Deploy Your First Model
Quickly set up infrastructure for inference
Clarifai provides an intuitive interface that makes it easy to provision compute infrastructure for running your models.
Deployment allows you to configure and activate the infrastructure needed to serve model predictions. With just a few simple steps, you can deploy a trained model and start generating predictions.
Cloud model deployment via Clarifai requires a paid plan. You can try local deployment with Local Runners for free.
Step 1: Sign Up or Log In
Start by logging in to your Clarifai account, or sign up for a new one to unlock access to the platform’s powerful AI capabilities.
Step 2: Get a Model
Clarifai’s Community platform offers a wide selection of cutting-edge models ready for integration into your AI projects.

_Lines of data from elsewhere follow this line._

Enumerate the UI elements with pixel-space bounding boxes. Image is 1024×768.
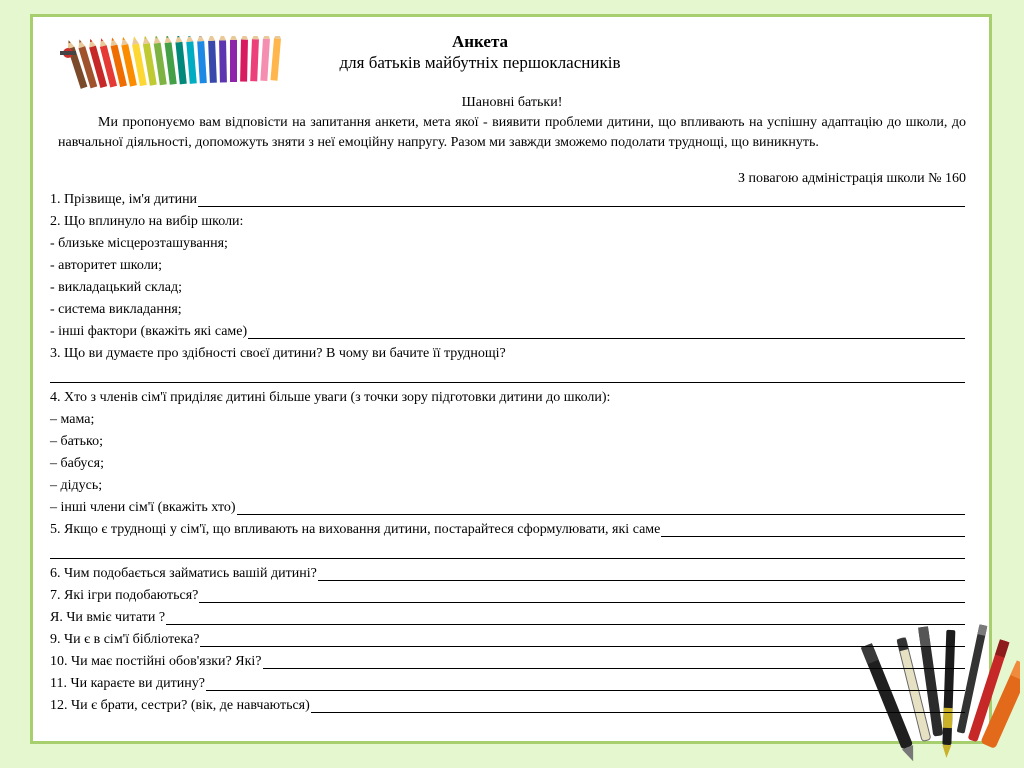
question-label: 11. Чи караєте ви дитину?: [50, 676, 205, 691]
pencil: [219, 36, 227, 82]
question-line: [50, 433, 965, 455]
question-line: [50, 257, 965, 279]
question-line: [50, 301, 965, 323]
question-line: [50, 631, 965, 653]
question-label: – дідусь;: [50, 478, 103, 493]
pencil: [240, 36, 248, 82]
question-line: [50, 213, 965, 235]
answer-blank-line[interactable]: [200, 631, 965, 647]
question-label: Я. Чи вміє читати ?: [50, 610, 166, 625]
question-line: [50, 499, 965, 521]
question-label: – бабуся;: [50, 456, 104, 471]
question-line: [50, 191, 965, 213]
question-line: [50, 345, 965, 367]
question-line: [50, 675, 965, 697]
answer-blank-line[interactable]: [661, 521, 965, 537]
answer-blank-line[interactable]: [166, 609, 965, 625]
answer-blank-line[interactable]: [199, 587, 965, 603]
question-label: - авторитет школи;: [50, 258, 163, 273]
question-label: 2. Що вплинуло на вибір школи:: [50, 214, 244, 229]
question-label: - близьке місцерозташування;: [50, 236, 228, 251]
question-line: [50, 521, 965, 543]
answer-blank-line[interactable]: [248, 323, 965, 339]
question-label: - викладацький склад;: [50, 280, 182, 295]
answer-blank-line[interactable]: [318, 565, 965, 581]
question-line: [50, 389, 965, 411]
pencil: [260, 36, 270, 81]
question-line: [50, 609, 965, 631]
question-label: – інші члени сім'ї (вкажіть хто): [50, 500, 236, 515]
question-line: [50, 587, 965, 609]
question-label: 5. Якщо є труднощі у сім'ї, що впливають на виховання дитини, постарайтеся сформулювати, які саме: [50, 522, 661, 537]
pencil: [175, 36, 187, 84]
title-main: Анкета: [451, 32, 509, 51]
question-line: [50, 279, 965, 301]
pencil: [270, 36, 281, 81]
answer-blank-line[interactable]: [263, 653, 966, 669]
question-label: 3. Що ви думаєте про здібності своєї дитини? В чому ви бачите її труднощі?: [50, 346, 506, 361]
question-label: – батько;: [50, 434, 103, 449]
signature: З повагою адміністрація школи № 160: [737, 171, 966, 186]
question-label: 1. Прізвище, ім'я дитини: [50, 192, 198, 207]
pencil: [230, 36, 237, 82]
question-line: [50, 565, 965, 587]
question-label: 7. Які ігри подобаються?: [50, 588, 199, 603]
pencil: [208, 36, 217, 83]
question-label: 6. Чим подобається займатись вашій дитині?: [50, 566, 317, 581]
answer-blank-line[interactable]: [50, 543, 965, 559]
intro-paragraph: Ми пропонуємо вам відповісти на запитання анкети, мета якої - виявити проблеми дитини, що впливають на успішну адаптацію до школи, до навчальної діяльності, допоможуть зняти з неї емоційну напругу. Разом ми завжди зможемо подолати труднощі, що виникнуть.: [58, 115, 966, 150]
question-label: 10. Чи має постійні обов'язки? Які?: [50, 654, 262, 669]
greeting: Шановні батьки!: [461, 95, 563, 110]
question-label: - система викладання;: [50, 302, 182, 317]
question-line: [50, 367, 965, 389]
colored-pencils-illustration: [56, 36, 286, 94]
question-line: [50, 235, 965, 257]
answer-blank-line[interactable]: [198, 191, 965, 207]
question-label: 12. Чи є брати, сестри? (вік, де навчаються): [50, 698, 310, 713]
title-subtitle: для батьків майбутніх першокласників: [339, 53, 621, 72]
answer-blank-line[interactable]: [311, 697, 965, 713]
question-line: [50, 697, 965, 719]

You can easily find a model to use by visiting the Community homepage and exploring the Trending AI Models section, which highlights popular and ready-to-use models.
After finding a model, click the DEPLOY THE MODEL button in the bottom right corner of its information card.
Step 3: Review Your Compute Instances
After clicking the button, a pop-up window will appear showing the available pre-configured compute instance for deployment, along with a pre-filled Personal Access Token (PAT) for authentication.
Review the options and choose the one that best fits your needs.
- Basic Compute — Recommended for development and quick tests, offering reliable, low-cost performance.
- Advanced Compute — Ideal for large-scale production inference or training of complex models.
If you prefer more control and want to deploy the model using an existing cluster and nodepool, click the provided link in the pop-up window. This will allow you to customize the deployment based on your needs.
Then, click the Deploy button.
A notification will appear at the top of the page confirming that a cluster and nodepool have been successfully created using the pre-configured settings, and the model has been deployed within this infrastructure.
You’ll then be automatically redirected to the newly created nodepool page, where you can view your compute settings and the deployed model.
Step 4: Run Inferences
To make a prediction using your deployed model, start by navigating to its individual page. You can do this by clicking the model listed on the nodepool page.
Next, on the deployed model’s page, click the Open in Playground button in the upper-right corner.
You’ll be taken to the Playground interface, where you can enter your prompt in the message box to run inferences using your deployed model. You can also try one of the predefined prompt examples.
Click the arrow icon in the message box to submit your request.
The response will be streamed directly on the interface, allowing you to view the output in real time.
Note: If you submit a request and don't receive a response right away, the model may still be loading. Wait a few seconds, then try sending your request again.